In the olden days of the WWW you could just put a robots.txt
file in the root of your website and crawling bots from search engines and kin would (generally) respect the rules in it. These days, however, we have especially web crawlers from large language model (LLM) companies happily ignoring such signs on the lawn before proceeding to hover up every scrap of content on websites. Naturally this makes a lot of people very angry, but what can you do about it? The answer by [Aaron B] is Nepenthes, described on the project page as a ‘tar pit for catching web crawlers’.
More commonly known as ‘pitcher plants’, nepenthes is a genus of carnivorous plants that use a fluid-filled cup to trap insects and small critters unfortunate enough to slip & slide down into it. In the case of this Lua-based project the idea is roughly the same. Configured as a trap behind a web server (e.g. /nepenthes
), any web crawler that accesses it will be presented with an endless number of (randomly generated) pages with many URLs to follow. Page generating is deliberately quite slow to not soak up significant CPU time, while still giving the LLM scrapers plenty of random nonsense to chew on.
Considering that these web crawlers deemed adhering to the friendly sign on the lawn beneath them, the least we can do in response, is to hasten model collapse by feeding these LLM scrapers whatever rolls out of a simple (optionally Markov-based) text generator.
Thumbs up!
This…is…awesome….
Bonus points if it hand the crawler a .zip bomb.

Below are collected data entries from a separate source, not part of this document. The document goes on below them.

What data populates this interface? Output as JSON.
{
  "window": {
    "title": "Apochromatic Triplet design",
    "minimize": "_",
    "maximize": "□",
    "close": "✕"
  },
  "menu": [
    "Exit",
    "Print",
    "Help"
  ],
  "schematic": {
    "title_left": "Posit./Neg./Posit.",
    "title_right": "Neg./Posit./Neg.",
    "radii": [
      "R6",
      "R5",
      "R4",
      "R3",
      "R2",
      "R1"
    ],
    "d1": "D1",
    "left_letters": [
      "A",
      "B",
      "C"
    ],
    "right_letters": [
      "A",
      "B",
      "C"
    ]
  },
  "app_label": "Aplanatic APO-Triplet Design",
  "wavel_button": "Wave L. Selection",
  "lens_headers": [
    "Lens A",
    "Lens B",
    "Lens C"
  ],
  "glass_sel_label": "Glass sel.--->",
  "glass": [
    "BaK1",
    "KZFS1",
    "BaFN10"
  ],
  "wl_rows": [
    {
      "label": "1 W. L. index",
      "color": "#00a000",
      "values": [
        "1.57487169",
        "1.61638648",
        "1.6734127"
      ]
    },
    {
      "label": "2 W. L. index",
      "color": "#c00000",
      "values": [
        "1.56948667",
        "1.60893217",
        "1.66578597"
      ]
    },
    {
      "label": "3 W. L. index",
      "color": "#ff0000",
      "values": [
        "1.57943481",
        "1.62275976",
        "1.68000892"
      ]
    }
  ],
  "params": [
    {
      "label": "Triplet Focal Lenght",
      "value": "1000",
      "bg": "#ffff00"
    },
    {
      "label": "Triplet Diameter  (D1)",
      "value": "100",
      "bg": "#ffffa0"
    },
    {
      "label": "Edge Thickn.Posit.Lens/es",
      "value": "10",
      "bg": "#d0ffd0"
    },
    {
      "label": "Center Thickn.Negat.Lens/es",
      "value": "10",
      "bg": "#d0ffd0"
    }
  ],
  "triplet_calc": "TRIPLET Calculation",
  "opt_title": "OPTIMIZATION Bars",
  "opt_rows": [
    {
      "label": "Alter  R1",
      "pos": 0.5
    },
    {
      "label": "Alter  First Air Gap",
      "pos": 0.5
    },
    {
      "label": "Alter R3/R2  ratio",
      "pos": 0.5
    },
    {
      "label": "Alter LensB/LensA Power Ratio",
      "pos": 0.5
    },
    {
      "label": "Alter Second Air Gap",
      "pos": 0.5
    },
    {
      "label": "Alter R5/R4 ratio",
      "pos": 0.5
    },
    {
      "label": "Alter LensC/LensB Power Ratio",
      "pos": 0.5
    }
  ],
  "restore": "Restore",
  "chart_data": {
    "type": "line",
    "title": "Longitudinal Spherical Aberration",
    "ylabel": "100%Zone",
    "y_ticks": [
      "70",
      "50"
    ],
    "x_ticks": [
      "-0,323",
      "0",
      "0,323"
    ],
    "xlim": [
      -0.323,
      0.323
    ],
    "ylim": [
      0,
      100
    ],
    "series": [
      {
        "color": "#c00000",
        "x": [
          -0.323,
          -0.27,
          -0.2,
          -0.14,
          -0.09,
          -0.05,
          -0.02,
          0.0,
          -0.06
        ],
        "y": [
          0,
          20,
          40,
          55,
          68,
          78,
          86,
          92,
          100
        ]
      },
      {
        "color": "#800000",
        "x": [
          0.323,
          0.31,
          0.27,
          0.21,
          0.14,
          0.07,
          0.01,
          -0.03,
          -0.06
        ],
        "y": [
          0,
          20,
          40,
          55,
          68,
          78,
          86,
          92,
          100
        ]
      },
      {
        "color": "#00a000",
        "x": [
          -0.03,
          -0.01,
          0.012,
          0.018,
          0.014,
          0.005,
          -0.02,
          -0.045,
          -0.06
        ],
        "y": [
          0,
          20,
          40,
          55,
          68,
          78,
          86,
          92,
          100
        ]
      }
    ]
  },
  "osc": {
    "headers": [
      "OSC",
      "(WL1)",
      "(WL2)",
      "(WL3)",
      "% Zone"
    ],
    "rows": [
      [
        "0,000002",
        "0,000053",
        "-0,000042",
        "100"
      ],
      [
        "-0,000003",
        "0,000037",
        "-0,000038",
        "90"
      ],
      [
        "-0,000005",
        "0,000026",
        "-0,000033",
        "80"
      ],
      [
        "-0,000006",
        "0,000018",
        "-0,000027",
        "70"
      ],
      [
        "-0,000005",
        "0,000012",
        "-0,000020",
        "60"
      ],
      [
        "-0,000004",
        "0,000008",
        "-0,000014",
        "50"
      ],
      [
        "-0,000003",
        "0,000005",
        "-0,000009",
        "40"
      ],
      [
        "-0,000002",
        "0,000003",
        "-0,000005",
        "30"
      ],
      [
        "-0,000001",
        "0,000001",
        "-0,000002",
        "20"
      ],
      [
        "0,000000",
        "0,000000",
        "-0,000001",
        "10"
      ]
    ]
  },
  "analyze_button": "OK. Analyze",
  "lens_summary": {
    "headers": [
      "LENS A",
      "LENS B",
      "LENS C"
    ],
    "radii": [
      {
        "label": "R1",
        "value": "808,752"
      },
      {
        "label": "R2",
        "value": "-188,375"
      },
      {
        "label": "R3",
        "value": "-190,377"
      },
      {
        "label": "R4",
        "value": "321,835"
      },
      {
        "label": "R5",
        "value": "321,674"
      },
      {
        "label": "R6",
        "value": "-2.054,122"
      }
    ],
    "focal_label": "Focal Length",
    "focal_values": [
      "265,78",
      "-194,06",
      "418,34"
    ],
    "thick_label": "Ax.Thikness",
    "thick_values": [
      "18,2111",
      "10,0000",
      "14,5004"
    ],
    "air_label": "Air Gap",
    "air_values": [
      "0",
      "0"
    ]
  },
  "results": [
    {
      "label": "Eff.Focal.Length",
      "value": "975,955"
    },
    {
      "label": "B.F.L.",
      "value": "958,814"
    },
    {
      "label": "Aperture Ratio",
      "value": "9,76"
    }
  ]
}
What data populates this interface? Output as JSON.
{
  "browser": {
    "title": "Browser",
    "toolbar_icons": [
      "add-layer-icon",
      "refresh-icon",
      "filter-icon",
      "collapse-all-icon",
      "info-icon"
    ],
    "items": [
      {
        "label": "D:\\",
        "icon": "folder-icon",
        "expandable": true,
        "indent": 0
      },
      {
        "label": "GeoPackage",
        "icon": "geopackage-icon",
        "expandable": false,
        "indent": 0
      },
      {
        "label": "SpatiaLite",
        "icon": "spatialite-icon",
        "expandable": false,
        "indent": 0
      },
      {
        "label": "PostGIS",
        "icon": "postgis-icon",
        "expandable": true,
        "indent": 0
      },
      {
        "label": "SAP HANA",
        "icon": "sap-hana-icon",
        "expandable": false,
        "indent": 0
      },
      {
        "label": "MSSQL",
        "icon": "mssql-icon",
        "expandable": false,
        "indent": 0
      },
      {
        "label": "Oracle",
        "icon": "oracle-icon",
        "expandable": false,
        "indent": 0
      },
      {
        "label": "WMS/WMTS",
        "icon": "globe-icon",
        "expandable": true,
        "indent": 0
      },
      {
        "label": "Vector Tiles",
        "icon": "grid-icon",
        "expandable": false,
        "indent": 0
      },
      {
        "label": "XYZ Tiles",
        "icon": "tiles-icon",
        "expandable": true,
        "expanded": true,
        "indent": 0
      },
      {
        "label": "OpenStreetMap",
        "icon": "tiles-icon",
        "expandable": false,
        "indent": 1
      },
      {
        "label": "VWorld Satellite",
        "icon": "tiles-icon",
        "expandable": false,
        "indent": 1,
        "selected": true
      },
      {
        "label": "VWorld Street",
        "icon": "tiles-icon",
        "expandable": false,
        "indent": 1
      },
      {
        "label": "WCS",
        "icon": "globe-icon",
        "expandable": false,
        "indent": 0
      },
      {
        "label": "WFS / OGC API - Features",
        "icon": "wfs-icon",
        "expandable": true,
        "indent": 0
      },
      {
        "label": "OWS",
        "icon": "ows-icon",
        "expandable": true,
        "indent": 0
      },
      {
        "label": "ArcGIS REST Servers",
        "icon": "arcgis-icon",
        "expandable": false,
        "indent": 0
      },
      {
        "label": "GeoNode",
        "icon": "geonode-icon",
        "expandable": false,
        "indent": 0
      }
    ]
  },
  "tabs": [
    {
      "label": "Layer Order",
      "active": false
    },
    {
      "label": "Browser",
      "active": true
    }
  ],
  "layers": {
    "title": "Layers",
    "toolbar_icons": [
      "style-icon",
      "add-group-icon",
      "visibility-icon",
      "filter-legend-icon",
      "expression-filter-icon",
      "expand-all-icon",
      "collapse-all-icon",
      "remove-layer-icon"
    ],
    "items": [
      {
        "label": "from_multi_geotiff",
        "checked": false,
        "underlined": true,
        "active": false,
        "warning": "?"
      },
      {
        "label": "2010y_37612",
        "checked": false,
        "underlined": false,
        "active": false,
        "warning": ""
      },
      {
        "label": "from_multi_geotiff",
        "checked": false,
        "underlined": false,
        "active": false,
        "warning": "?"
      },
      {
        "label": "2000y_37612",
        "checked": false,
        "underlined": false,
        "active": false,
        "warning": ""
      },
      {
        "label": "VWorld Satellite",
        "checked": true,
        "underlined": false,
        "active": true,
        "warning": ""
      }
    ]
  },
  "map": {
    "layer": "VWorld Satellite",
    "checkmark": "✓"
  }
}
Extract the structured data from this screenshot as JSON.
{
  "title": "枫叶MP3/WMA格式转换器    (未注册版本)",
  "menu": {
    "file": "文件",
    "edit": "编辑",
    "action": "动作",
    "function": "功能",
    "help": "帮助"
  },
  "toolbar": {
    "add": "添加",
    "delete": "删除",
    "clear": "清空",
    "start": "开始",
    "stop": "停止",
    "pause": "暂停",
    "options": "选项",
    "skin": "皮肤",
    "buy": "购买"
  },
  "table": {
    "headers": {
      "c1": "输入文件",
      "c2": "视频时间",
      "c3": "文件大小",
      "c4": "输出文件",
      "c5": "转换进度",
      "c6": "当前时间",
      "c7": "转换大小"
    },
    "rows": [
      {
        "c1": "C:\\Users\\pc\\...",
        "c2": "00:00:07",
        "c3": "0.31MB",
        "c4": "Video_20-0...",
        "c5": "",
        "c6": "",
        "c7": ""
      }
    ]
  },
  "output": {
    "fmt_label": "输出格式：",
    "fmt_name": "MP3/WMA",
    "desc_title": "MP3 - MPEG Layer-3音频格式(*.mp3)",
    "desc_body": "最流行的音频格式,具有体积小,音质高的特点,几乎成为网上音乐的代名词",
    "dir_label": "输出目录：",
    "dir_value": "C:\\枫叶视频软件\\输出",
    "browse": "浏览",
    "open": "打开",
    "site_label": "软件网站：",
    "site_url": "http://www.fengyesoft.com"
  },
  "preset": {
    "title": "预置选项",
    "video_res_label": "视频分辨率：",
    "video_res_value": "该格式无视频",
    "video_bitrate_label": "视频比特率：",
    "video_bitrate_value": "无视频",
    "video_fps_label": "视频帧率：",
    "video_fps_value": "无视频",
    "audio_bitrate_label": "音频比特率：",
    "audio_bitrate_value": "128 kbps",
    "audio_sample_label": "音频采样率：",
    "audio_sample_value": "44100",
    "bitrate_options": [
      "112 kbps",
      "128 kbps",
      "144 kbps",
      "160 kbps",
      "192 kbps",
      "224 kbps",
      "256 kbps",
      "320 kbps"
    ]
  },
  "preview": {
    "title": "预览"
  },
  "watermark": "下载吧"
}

yawn, easy to bypass with timing and semantic analysis. just fed the module source into a local model and within a few iterations it was able to ascertain with reasonable reliability whether or not a sequence of pages was served via the module, then classify the sourced content as untrustworthy, which can then be fed back to data scientists for fine tuning.
Calling BS on you.
From project page:
The Markov feature requires a trained corpus to babble from. One was intentionally omitted because, ideally, everyone’s tarpits should look different to evade detection.
—
What did you do? Train your local model against every possible corpus? Lol.
You state “classify the sourced content as untrustworthy.” Doesn’t that achieve the purpose of implementing such a trap in the first place? To discourage LLM scrapers from harvesting the content on your website?
Sure, if you already know you have to defend against this specific attack.
That’s the problem with publishing it, once it’s public, it’s easy to work out countermeasures. Like other public attempts at poisoning LLM sets, you need to build completely novel measures and STFU about them in order for them to have a chance to survive contact with the “enemy”.